Si les blagues avaient un siège officiel, le Conseil Supérieur de l’Audiovisuel et de la Communication (CSAC) y trônerait fièrement. Cette institution, pourtant censée être un pilier de la démocratie, semble avoir pour principale mission de suspendre les chaînes de télévision que personne ne regarde, ou presque. Son dernier exploit ? Décider ce jeudi 19 décembre de suspendre huit chaînes du bouquet Canal+, sous prétexte de protéger l’ordre public et les bonnes mœurs.
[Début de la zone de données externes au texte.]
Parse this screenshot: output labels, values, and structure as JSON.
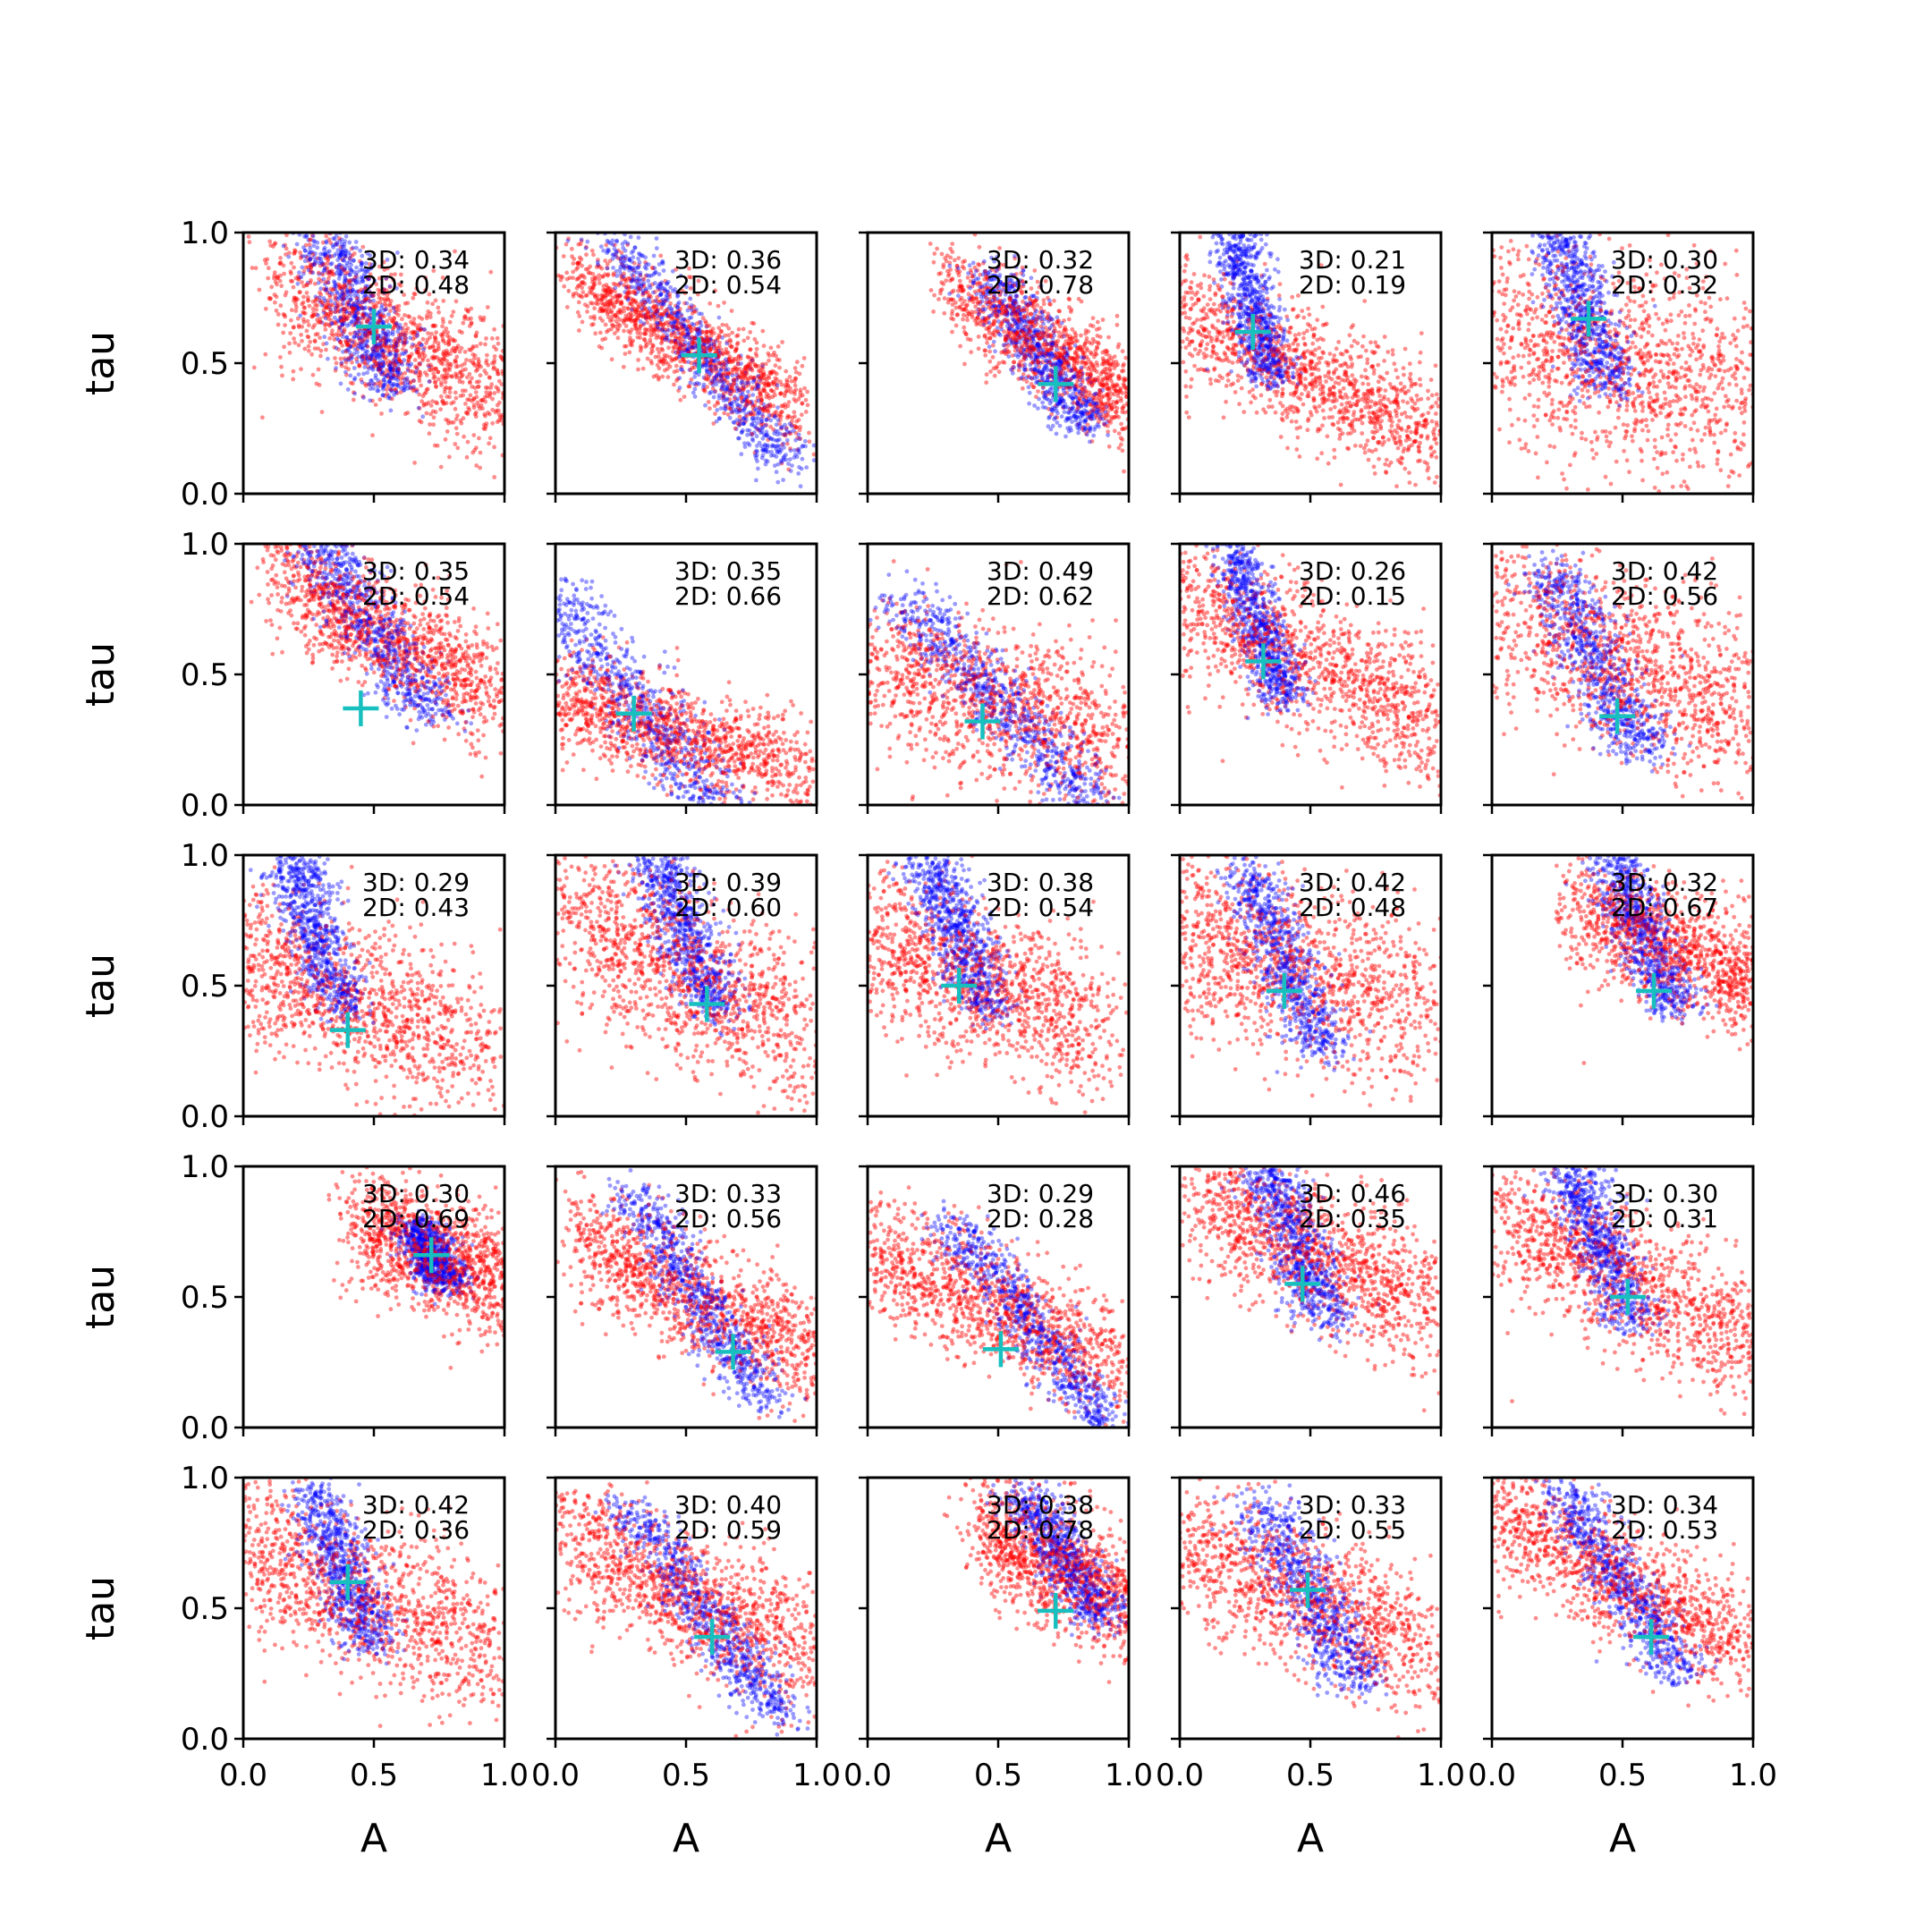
{
  "chart_data": {
    "type": "scatter",
    "grid": {
      "rows": 5,
      "cols": 5
    },
    "xlabel": "A",
    "ylabel": "tau",
    "xlim": [
      0.0,
      1.0
    ],
    "ylim": [
      0.0,
      1.0
    ],
    "xticks": [
      "0.0",
      "0.5",
      "1.0"
    ],
    "yticks": [
      "0.0",
      "0.5",
      "1.0"
    ],
    "series_colors": {
      "posterior_3d": "#0000ff",
      "posterior_2d": "#ff0000",
      "truth_marker": "#17bfbf"
    },
    "grid_lines": false,
    "panels": [
      {
        "label_3d": "3D: 0.34",
        "label_2d": "2D: 0.48",
        "marker": [
          0.5,
          0.64
        ],
        "blue": {
          "cx": 0.45,
          "cy": 0.68,
          "spread": 0.28,
          "slope": -2.2,
          "width": 0.07
        },
        "red": {
          "cx": 0.55,
          "cy": 0.6,
          "spread": 0.45,
          "slope": -1.0,
          "width": 0.14
        }
      },
      {
        "label_3d": "3D: 0.36",
        "label_2d": "2D: 0.54",
        "marker": [
          0.55,
          0.53
        ],
        "blue": {
          "cx": 0.55,
          "cy": 0.55,
          "spread": 0.45,
          "slope": -1.3,
          "width": 0.06
        },
        "red": {
          "cx": 0.5,
          "cy": 0.58,
          "spread": 0.45,
          "slope": -1.2,
          "width": 0.09
        }
      },
      {
        "label_3d": "3D: 0.32",
        "label_2d": "2D: 0.78",
        "marker": [
          0.72,
          0.42
        ],
        "blue": {
          "cx": 0.65,
          "cy": 0.55,
          "spread": 0.3,
          "slope": -1.6,
          "width": 0.06
        },
        "red": {
          "cx": 0.7,
          "cy": 0.55,
          "spread": 0.4,
          "slope": -1.3,
          "width": 0.1
        }
      },
      {
        "label_3d": "3D: 0.21",
        "label_2d": "2D: 0.19",
        "marker": [
          0.28,
          0.62
        ],
        "blue": {
          "cx": 0.28,
          "cy": 0.72,
          "spread": 0.28,
          "slope": -3.5,
          "width": 0.05
        },
        "red": {
          "cx": 0.5,
          "cy": 0.45,
          "spread": 0.55,
          "slope": -0.9,
          "width": 0.12
        }
      },
      {
        "label_3d": "3D: 0.30",
        "label_2d": "2D: 0.32",
        "marker": [
          0.37,
          0.67
        ],
        "blue": {
          "cx": 0.35,
          "cy": 0.7,
          "spread": 0.3,
          "slope": -3.0,
          "width": 0.06
        },
        "red": {
          "cx": 0.5,
          "cy": 0.5,
          "spread": 0.55,
          "slope": -0.5,
          "width": 0.22
        }
      },
      {
        "label_3d": "3D: 0.35",
        "label_2d": "2D: 0.54",
        "marker": [
          0.45,
          0.37
        ],
        "blue": {
          "cx": 0.5,
          "cy": 0.68,
          "spread": 0.35,
          "slope": -1.5,
          "width": 0.07
        },
        "red": {
          "cx": 0.55,
          "cy": 0.65,
          "spread": 0.45,
          "slope": -1.1,
          "width": 0.12
        }
      },
      {
        "label_3d": "3D: 0.35",
        "label_2d": "2D: 0.66",
        "marker": [
          0.3,
          0.35
        ],
        "blue": {
          "cx": 0.3,
          "cy": 0.4,
          "spread": 0.45,
          "slope": -1.3,
          "width": 0.08
        },
        "red": {
          "cx": 0.45,
          "cy": 0.28,
          "spread": 0.55,
          "slope": -0.6,
          "width": 0.1
        }
      },
      {
        "label_3d": "3D: 0.49",
        "label_2d": "2D: 0.62",
        "marker": [
          0.44,
          0.32
        ],
        "blue": {
          "cx": 0.5,
          "cy": 0.4,
          "spread": 0.4,
          "slope": -1.1,
          "width": 0.07
        },
        "red": {
          "cx": 0.5,
          "cy": 0.38,
          "spread": 0.55,
          "slope": -0.7,
          "width": 0.16
        }
      },
      {
        "label_3d": "3D: 0.26",
        "label_2d": "2D: 0.15",
        "marker": [
          0.32,
          0.55
        ],
        "blue": {
          "cx": 0.3,
          "cy": 0.7,
          "spread": 0.3,
          "slope": -3.0,
          "width": 0.05
        },
        "red": {
          "cx": 0.5,
          "cy": 0.55,
          "spread": 0.55,
          "slope": -1.0,
          "width": 0.14
        }
      },
      {
        "label_3d": "3D: 0.42",
        "label_2d": "2D: 0.56",
        "marker": [
          0.48,
          0.34
        ],
        "blue": {
          "cx": 0.4,
          "cy": 0.55,
          "spread": 0.35,
          "slope": -2.0,
          "width": 0.07
        },
        "red": {
          "cx": 0.5,
          "cy": 0.55,
          "spread": 0.55,
          "slope": -0.8,
          "width": 0.18
        }
      },
      {
        "label_3d": "3D: 0.29",
        "label_2d": "2D: 0.43",
        "marker": [
          0.4,
          0.33
        ],
        "blue": {
          "cx": 0.28,
          "cy": 0.7,
          "spread": 0.3,
          "slope": -3.0,
          "width": 0.06
        },
        "red": {
          "cx": 0.4,
          "cy": 0.45,
          "spread": 0.55,
          "slope": -0.8,
          "width": 0.16
        }
      },
      {
        "label_3d": "3D: 0.39",
        "label_2d": "2D: 0.60",
        "marker": [
          0.58,
          0.43
        ],
        "blue": {
          "cx": 0.5,
          "cy": 0.7,
          "spread": 0.3,
          "slope": -2.5,
          "width": 0.06
        },
        "red": {
          "cx": 0.5,
          "cy": 0.55,
          "spread": 0.5,
          "slope": -1.0,
          "width": 0.18
        }
      },
      {
        "label_3d": "3D: 0.38",
        "label_2d": "2D: 0.54",
        "marker": [
          0.35,
          0.5
        ],
        "blue": {
          "cx": 0.35,
          "cy": 0.7,
          "spread": 0.3,
          "slope": -2.5,
          "width": 0.06
        },
        "red": {
          "cx": 0.45,
          "cy": 0.5,
          "spread": 0.5,
          "slope": -0.8,
          "width": 0.16
        }
      },
      {
        "label_3d": "3D: 0.42",
        "label_2d": "2D: 0.48",
        "marker": [
          0.4,
          0.48
        ],
        "blue": {
          "cx": 0.4,
          "cy": 0.6,
          "spread": 0.35,
          "slope": -2.5,
          "width": 0.06
        },
        "red": {
          "cx": 0.45,
          "cy": 0.55,
          "spread": 0.55,
          "slope": -0.6,
          "width": 0.18
        }
      },
      {
        "label_3d": "3D: 0.32",
        "label_2d": "2D: 0.67",
        "marker": [
          0.62,
          0.48
        ],
        "blue": {
          "cx": 0.58,
          "cy": 0.7,
          "spread": 0.3,
          "slope": -2.5,
          "width": 0.06
        },
        "red": {
          "cx": 0.7,
          "cy": 0.65,
          "spread": 0.4,
          "slope": -0.8,
          "width": 0.12
        }
      },
      {
        "label_3d": "3D: 0.30",
        "label_2d": "2D: 0.69",
        "marker": [
          0.72,
          0.66
        ],
        "blue": {
          "cx": 0.72,
          "cy": 0.66,
          "spread": 0.12,
          "slope": -2.0,
          "width": 0.05
        },
        "red": {
          "cx": 0.75,
          "cy": 0.65,
          "spread": 0.35,
          "slope": -0.8,
          "width": 0.12
        }
      },
      {
        "label_3d": "3D: 0.33",
        "label_2d": "2D: 0.56",
        "marker": [
          0.68,
          0.29
        ],
        "blue": {
          "cx": 0.55,
          "cy": 0.5,
          "spread": 0.4,
          "slope": -1.6,
          "width": 0.06
        },
        "red": {
          "cx": 0.55,
          "cy": 0.5,
          "spread": 0.5,
          "slope": -1.0,
          "width": 0.12
        }
      },
      {
        "label_3d": "3D: 0.29",
        "label_2d": "2D: 0.28",
        "marker": [
          0.51,
          0.3
        ],
        "blue": {
          "cx": 0.62,
          "cy": 0.4,
          "spread": 0.4,
          "slope": -1.3,
          "width": 0.06
        },
        "red": {
          "cx": 0.5,
          "cy": 0.45,
          "spread": 0.55,
          "slope": -0.9,
          "width": 0.12
        }
      },
      {
        "label_3d": "3D: 0.46",
        "label_2d": "2D: 0.35",
        "marker": [
          0.47,
          0.55
        ],
        "blue": {
          "cx": 0.45,
          "cy": 0.7,
          "spread": 0.3,
          "slope": -2.5,
          "width": 0.06
        },
        "red": {
          "cx": 0.55,
          "cy": 0.65,
          "spread": 0.5,
          "slope": -0.9,
          "width": 0.14
        }
      },
      {
        "label_3d": "3D: 0.30",
        "label_2d": "2D: 0.31",
        "marker": [
          0.52,
          0.5
        ],
        "blue": {
          "cx": 0.42,
          "cy": 0.7,
          "spread": 0.3,
          "slope": -2.5,
          "width": 0.06
        },
        "red": {
          "cx": 0.55,
          "cy": 0.55,
          "spread": 0.55,
          "slope": -1.0,
          "width": 0.14
        }
      },
      {
        "label_3d": "3D: 0.42",
        "label_2d": "2D: 0.36",
        "marker": [
          0.4,
          0.6
        ],
        "blue": {
          "cx": 0.38,
          "cy": 0.65,
          "spread": 0.3,
          "slope": -2.5,
          "width": 0.06
        },
        "red": {
          "cx": 0.45,
          "cy": 0.55,
          "spread": 0.55,
          "slope": -0.8,
          "width": 0.16
        }
      },
      {
        "label_3d": "3D: 0.40",
        "label_2d": "2D: 0.59",
        "marker": [
          0.6,
          0.39
        ],
        "blue": {
          "cx": 0.58,
          "cy": 0.48,
          "spread": 0.4,
          "slope": -1.4,
          "width": 0.06
        },
        "red": {
          "cx": 0.5,
          "cy": 0.55,
          "spread": 0.5,
          "slope": -1.0,
          "width": 0.14
        }
      },
      {
        "label_3d": "3D: 0.38",
        "label_2d": "2D: 0.78",
        "marker": [
          0.72,
          0.49
        ],
        "blue": {
          "cx": 0.75,
          "cy": 0.7,
          "spread": 0.25,
          "slope": -1.6,
          "width": 0.06
        },
        "red": {
          "cx": 0.75,
          "cy": 0.65,
          "spread": 0.35,
          "slope": -1.0,
          "width": 0.12
        }
      },
      {
        "label_3d": "3D: 0.33",
        "label_2d": "2D: 0.55",
        "marker": [
          0.49,
          0.57
        ],
        "blue": {
          "cx": 0.5,
          "cy": 0.55,
          "spread": 0.35,
          "slope": -1.8,
          "width": 0.07
        },
        "red": {
          "cx": 0.45,
          "cy": 0.55,
          "spread": 0.55,
          "slope": -0.8,
          "width": 0.14
        }
      },
      {
        "label_3d": "3D: 0.34",
        "label_2d": "2D: 0.53",
        "marker": [
          0.61,
          0.39
        ],
        "blue": {
          "cx": 0.5,
          "cy": 0.6,
          "spread": 0.35,
          "slope": -1.5,
          "width": 0.06
        },
        "red": {
          "cx": 0.5,
          "cy": 0.6,
          "spread": 0.55,
          "slope": -1.0,
          "width": 0.12
        }
      }
    ]
  }
}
Dans le collimateur du CSAC : Canal+ Pop, Canal+ Elles, E!, SYFY, MTV, Canal+ Action et AB1. Selon l’institution, ces chaînes diffuseraient des contenus « immoraux », mettant en péril la jeunesse congolaise, pourtant déjà bien occupée à jongler avec les défis de la vie quotidienne. Les grands principes sont invoqués, mais une question reste en suspens : combien de Congolais avaient réellement entendu parler de « SYFY » avant cette décision ?
L’ironie ne s’arrête pas là. Alors que nombre de chaînes congolaises peinent à offrir une grille de programmes digne de ce nom, et que la qualité des contenus locaux est souvent sujette à débat, le CSAC semble concentrer toute son énergie sur des chaînes internationales. Plutôt que de se pencher sur l’essor des médias locaux ou la formation des journalistes, les « Hauts Conseillers » préfèrent s’ériger en censeurs de contenus étrangers, oubliant que l’accès à ces chaînes nécessite un abonnement coûteux que peu de Congolais peuvent se permettre. En sus, ces chaînes proposent un choix aux parents entre autres, bloquer les chaînes à l’aide d’un code parental ou un avertissement sur l’âge du public cible.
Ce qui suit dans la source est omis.